There is a few chart crimes going on there, most notable that the series are in different currencies, but the conversion from dollars to euro has nothing to do with the gap that has emerged since 2020 (and would actually only increase it).

We can see that Balance of Payments data on this side of the Atlantic is showing that, in 2022,  Ireland had almost $200 billion of services exports from the US.  Over on the other side of the pond, their Balance of Payments data shows that the US $85 billion of service exports to Ireland.  And as noted above, in principle these should be the same.

The chart is for all services so it cannot be a classification issue – unless the payments are accounted for by the BEA as goods exports or primary income, both of which are unlikely.

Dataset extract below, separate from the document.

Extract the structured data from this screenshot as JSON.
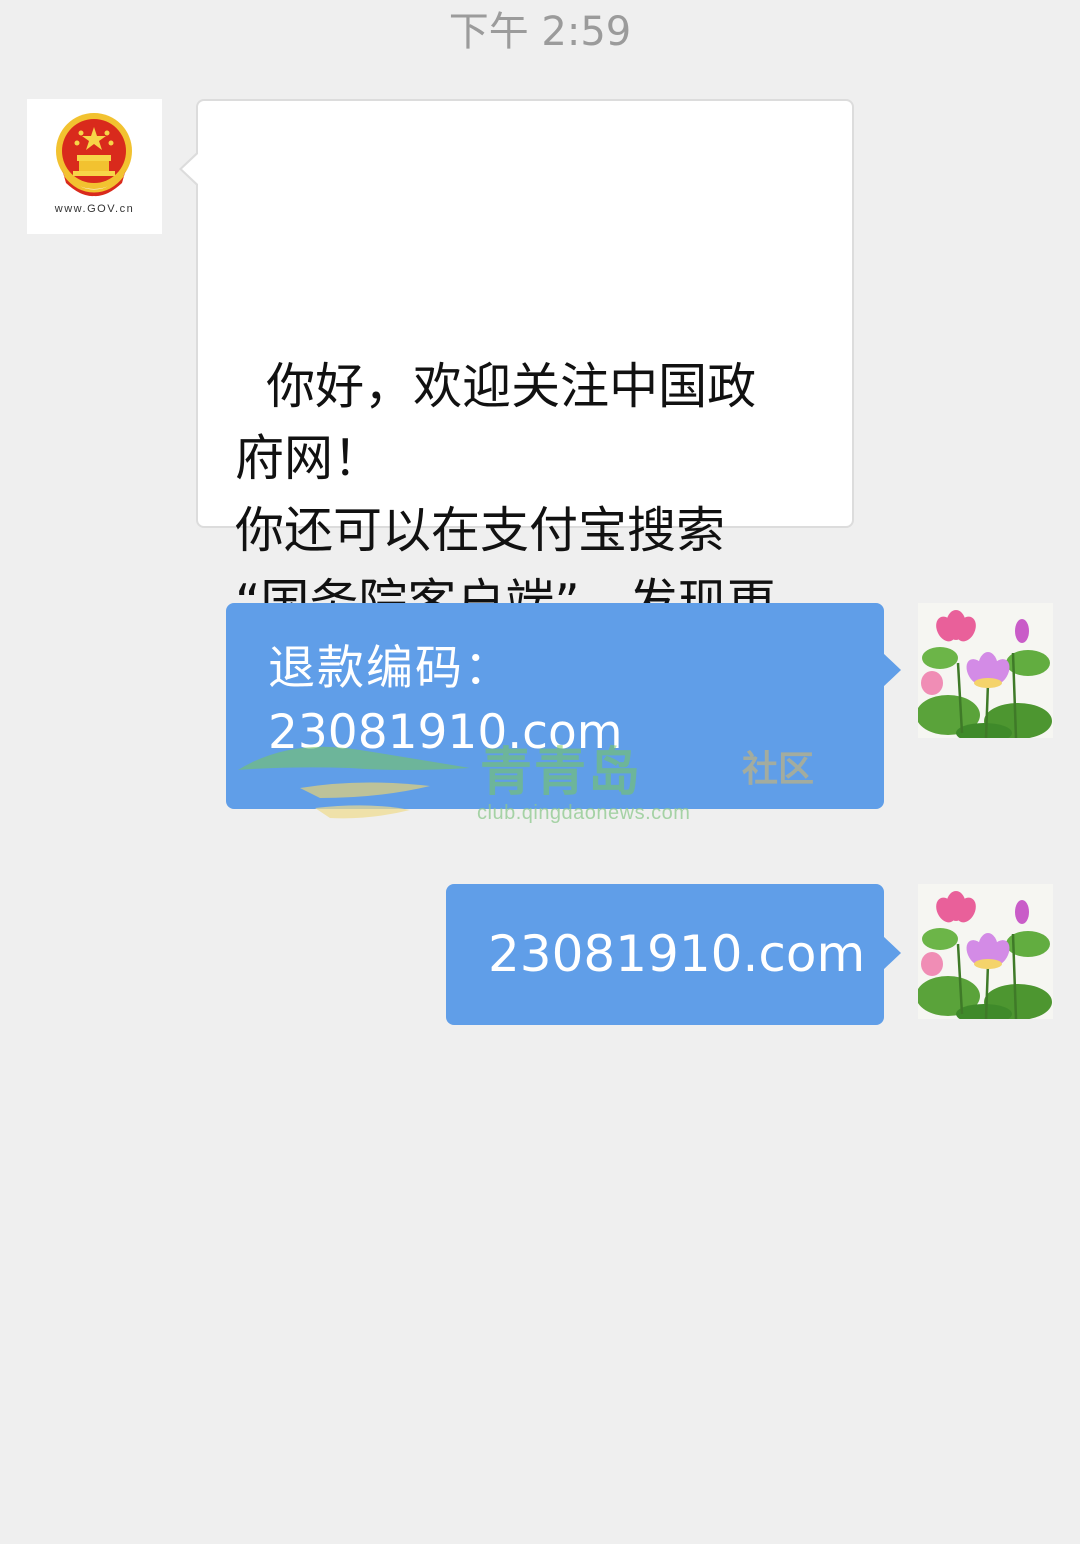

We cannot immediately assume that there is a GDP effect.  The trade could be in IP assets which, initially at least, would be GDP neutral.  There would be disinvestment (-) and exports (+) on the US side with investment (+) and imports (-) on the Irish side. 

But as might be expected given the contents of the post it is mainly a story of royalties.  Here are the royalties components from Eurostat and the BEA of the above overall services trade figures.

Royalty Imports to the US Eurostat v BEA

Mind the gap! Ireland reporting €102 billion of royalty imports from the US in Eurostat’s data becomes the US reporting just $16 billion of royalty exports to Ireland in the BEA’s data.  And as we started by looking at total services this cannot be explained by classification issues.  We have a difference of something approaching €90 billion.

For what it is worth, it can be noting that the revision to Ireland’s national accounts for 2015 (the 26% growth rate and all that) was of the order of €40 billion.  Some US commentators should perhaps be wary of skeletons in their own closets.

However, as the previous post goes through the likely GDP impact would not be the full difference shown above as a share of the royalty payments that previously went from Ireland to the like of Bermuda did subsequently flow on to the US as payments for R&D services exports.

Statements from Google and Facebook have confirmed that they are now licensing their technology directly from the US rather than offshore locations.  This should have led to a reduction in US R&D service exports and an increase in US royalty exports. 

The rise in royalty exports would be larger (reflecting the fall in profit reported in Bermuda etc.). It is possible there could be a GDP impact of $40-50 billion for 2022 – equivalent to around 0.2% of US GDP.  Not exactly headline grabbing.

Why the gap?

In part, the answer to this apparent puzzle comes down to scale. In a small economy like Ireland, the activities of companies such as Google and Facebook are relatively enormous. The Large Cases Unit (LCU) in the CSO will be in regular contact with these companies for filing updates and notice of any significant changes.  For an economy of the scale of the US, such companies are simply are not as important in and of themselves when it comes to the BEA’s production of their National and International Accounts.

In the BEA’s case they undertake “benchmark surveys” every few years of a wide number of market participants to get a deep understanding of what is going on.  Between these comprehensive “benchmark surveys” the BEA do quarterly surveys of a much smaller sample and extrapolate the data they publish from those.

The most recent benchmark survey for Transactions in Selected Services and Intellectual Property with Foreign Persons was carried out for 2017.  The data was collected in 2018 with the results published in 2019.  As it so happens, the BEA are in the process of collecting data for the latest such survey.  In this instance the benchmark year is 2022 with the data collected in 2023 and results not due until sometime in 2024.

So it looks like the significant changes implemented by US MNCs operating in Ireland fell in the middle of the gap between the BEA’s benchmark surveys that would have picked them up.  They were too early for the survey for 2017 and while they should be picked up by the ongoing survey for 2022 the results won’t be pulled together and incorporated in the BEA’s International Accounts until 2024.  It seems our wait for US GDP to be revised up will be going on for a while yet.